Monday, October 8, 2007

P/E Ratio

This expression combines two important company variables. This establishes a relationship between stock price and earning for the past twelve months. This ratio is normalized value for per unit earning. In other words, it tells us, for every dollar earned, how much the market is paying for one of its shares. Therefore, if one is considering investing in a company, an examination of its historical P/E values would readily indicate if the current price is more or less than what others have paid for the shares of the said company in the past. P/E also reflects investor perception of the future earning potential. During periods of economic boom, general P/E ratios tend to be high. And the reverse is true when economy does poorly. Fast growers tend to have high P/E ratios as compared to mature companies which tend to grow at slower rate. While looking at multiples, it is good to keep things in perspective. There is no hard and fast rule that says that a particular company ought to have a certain multiple. If there is, then is it two, five, twelve or what? Here, I have not seen any compelling argument to convince me with a number.
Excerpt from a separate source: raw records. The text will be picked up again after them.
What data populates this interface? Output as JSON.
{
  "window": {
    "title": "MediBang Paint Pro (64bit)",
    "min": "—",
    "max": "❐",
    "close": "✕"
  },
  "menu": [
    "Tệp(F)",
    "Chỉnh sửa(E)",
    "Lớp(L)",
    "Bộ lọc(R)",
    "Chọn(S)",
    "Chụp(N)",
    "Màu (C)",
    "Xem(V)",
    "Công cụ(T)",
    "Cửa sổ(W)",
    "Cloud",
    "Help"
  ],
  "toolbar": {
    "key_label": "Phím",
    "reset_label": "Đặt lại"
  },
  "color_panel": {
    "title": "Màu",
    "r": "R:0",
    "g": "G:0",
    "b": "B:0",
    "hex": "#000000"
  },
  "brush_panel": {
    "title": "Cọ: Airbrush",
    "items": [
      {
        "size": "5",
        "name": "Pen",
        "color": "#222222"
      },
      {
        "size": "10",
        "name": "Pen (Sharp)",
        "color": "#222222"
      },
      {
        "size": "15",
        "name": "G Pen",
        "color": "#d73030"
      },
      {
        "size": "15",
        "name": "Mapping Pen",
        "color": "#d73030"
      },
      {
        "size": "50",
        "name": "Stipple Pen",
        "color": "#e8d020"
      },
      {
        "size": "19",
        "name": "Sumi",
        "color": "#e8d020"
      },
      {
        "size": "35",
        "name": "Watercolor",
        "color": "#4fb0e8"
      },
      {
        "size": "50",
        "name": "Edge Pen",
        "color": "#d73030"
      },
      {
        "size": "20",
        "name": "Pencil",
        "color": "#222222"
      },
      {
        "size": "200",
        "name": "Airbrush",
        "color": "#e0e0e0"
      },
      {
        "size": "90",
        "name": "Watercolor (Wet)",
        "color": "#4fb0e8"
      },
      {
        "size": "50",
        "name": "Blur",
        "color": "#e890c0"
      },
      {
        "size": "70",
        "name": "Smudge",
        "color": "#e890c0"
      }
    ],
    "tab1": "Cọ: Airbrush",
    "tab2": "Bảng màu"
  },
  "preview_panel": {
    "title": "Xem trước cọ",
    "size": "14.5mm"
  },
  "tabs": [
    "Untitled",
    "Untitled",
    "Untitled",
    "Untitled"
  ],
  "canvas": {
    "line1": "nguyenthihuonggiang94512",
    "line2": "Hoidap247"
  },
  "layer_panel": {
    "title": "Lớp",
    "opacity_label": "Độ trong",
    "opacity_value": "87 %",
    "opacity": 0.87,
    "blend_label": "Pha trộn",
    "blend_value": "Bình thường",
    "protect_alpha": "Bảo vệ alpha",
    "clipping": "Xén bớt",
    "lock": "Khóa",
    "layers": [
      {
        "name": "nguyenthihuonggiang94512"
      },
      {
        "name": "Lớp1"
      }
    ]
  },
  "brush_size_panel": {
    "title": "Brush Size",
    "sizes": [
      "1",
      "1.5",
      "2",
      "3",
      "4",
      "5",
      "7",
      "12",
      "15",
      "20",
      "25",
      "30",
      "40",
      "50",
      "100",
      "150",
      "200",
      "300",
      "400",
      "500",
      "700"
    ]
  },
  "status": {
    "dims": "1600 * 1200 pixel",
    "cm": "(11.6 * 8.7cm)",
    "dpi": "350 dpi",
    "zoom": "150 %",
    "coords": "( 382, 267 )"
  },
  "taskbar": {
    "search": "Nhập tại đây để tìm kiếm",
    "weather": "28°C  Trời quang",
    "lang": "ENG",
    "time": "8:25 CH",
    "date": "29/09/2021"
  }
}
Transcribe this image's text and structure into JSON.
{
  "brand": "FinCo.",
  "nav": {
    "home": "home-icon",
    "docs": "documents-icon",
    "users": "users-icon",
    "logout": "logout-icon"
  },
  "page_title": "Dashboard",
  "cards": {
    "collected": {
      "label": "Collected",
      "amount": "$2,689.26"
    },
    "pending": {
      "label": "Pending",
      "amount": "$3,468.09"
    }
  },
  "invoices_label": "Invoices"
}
Therefore, I think it is a good idea to compare a specific P/E ratio with industry standard. If the number is too high, then it would be safer to touch the face of a Royal Bengal tiger than to invest in it. The stock price is bound to come down sooner or later. P/E ratio can also be viewed as number of years a company will take in earning an initial investment, assuming that it will maintain the current rate of earning. Stock price (P) is very strongly influenced by fluctuations in earning (E). One does not change without changing the other. I would consider it a great investment opportunity, if I came across a company having a low P/E multiple while its earning-growth is red hot. Sooner or later, its P/E is bound to catch up. One can say that a company is fairly priced if P/E is more or less equal to its rate of earning growth. If the P/E is less than the growth rate of earning, it is a bargain!